Many subs come with a handy footswitch for bypassing them. If you do get one, make sure it has that feature.
Whether a sub will help or hurt depends a lot on your room. If it's square or cubic and lacks bass traps, a sub will likely complicate things and may not be worth the bother.
Even if you have a large treated room of favorable HxWxL ratios, the sub is still be an optional luxury if your main speakers already extend down to around 45-50 Hz (-3dB). There just isn't much of musical importance happening below that, mostly just unwanted rumble. If somebody else is mixing and mastering, then you needn't care about that. A spectrum analyzer will tell you what you need to know.
If you haven't done any objective measurements on your monitoring environment, now's the time to do that, before you blow any money on a sub. Find out exactly where your speakers wimp out, and where your low-frequency room resonances are. That information will tell you if a sub is needed, optional, or undesirable.

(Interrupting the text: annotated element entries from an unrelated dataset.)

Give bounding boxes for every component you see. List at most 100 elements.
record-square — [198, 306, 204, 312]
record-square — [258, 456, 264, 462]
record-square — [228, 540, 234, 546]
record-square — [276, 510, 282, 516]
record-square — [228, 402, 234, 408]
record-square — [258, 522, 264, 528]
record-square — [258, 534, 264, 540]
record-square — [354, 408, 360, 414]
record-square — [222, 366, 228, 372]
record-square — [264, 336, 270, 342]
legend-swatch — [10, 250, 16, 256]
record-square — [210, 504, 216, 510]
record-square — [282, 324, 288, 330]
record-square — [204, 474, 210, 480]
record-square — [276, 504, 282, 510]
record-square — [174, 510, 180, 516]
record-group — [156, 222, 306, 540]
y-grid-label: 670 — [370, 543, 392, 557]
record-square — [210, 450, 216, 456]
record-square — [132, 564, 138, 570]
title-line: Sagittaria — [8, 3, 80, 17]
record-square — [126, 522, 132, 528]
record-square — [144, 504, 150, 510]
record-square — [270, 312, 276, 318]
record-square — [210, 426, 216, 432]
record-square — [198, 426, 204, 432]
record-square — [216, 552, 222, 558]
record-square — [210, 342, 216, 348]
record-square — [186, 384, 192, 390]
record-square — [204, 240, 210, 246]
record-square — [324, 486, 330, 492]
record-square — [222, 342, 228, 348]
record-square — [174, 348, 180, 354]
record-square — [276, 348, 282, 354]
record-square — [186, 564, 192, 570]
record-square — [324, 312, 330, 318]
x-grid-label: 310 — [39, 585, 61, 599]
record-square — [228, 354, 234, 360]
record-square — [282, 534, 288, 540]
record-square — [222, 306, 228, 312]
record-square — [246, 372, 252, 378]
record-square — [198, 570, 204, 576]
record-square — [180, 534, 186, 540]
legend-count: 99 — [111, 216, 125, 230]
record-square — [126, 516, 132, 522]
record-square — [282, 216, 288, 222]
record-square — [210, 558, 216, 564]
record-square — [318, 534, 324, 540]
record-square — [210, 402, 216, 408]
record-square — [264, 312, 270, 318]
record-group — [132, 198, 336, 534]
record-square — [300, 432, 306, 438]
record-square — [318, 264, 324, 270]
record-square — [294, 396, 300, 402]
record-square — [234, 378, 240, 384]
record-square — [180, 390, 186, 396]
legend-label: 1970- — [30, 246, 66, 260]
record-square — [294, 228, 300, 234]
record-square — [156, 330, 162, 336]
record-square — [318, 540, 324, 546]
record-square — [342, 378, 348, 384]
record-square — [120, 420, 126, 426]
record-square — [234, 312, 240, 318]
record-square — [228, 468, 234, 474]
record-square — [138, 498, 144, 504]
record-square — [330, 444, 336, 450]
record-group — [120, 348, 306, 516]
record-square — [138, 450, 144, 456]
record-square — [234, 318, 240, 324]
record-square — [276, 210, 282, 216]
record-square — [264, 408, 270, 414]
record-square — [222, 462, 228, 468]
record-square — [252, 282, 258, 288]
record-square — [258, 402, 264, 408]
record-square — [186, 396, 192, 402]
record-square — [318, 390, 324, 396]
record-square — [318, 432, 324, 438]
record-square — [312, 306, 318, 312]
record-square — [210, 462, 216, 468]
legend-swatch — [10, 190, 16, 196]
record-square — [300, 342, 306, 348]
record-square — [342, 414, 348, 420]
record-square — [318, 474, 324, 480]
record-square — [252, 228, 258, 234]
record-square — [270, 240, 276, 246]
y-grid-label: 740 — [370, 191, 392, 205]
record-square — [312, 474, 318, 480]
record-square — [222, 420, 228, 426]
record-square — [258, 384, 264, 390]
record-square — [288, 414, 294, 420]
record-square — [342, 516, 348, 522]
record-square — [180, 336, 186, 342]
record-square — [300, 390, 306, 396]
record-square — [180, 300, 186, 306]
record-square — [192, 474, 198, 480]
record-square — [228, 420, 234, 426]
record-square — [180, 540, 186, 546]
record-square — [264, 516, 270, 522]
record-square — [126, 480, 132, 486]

My own situation (probably irrelevant to most folks) is this: I have a medium-quality 4,500 cu. ft. room with just-OK dimensions and inadequate low-frequency acoustic treatments. IOW, it barely qualifies as a suitable environment for a subwoofer. I could do just fine without it, in terms of mixing and mastering. However, I also listen to movies and video games through these speakers, where sonic accuracy isn't as important as just shaking my chair - and the sub's very nice for that.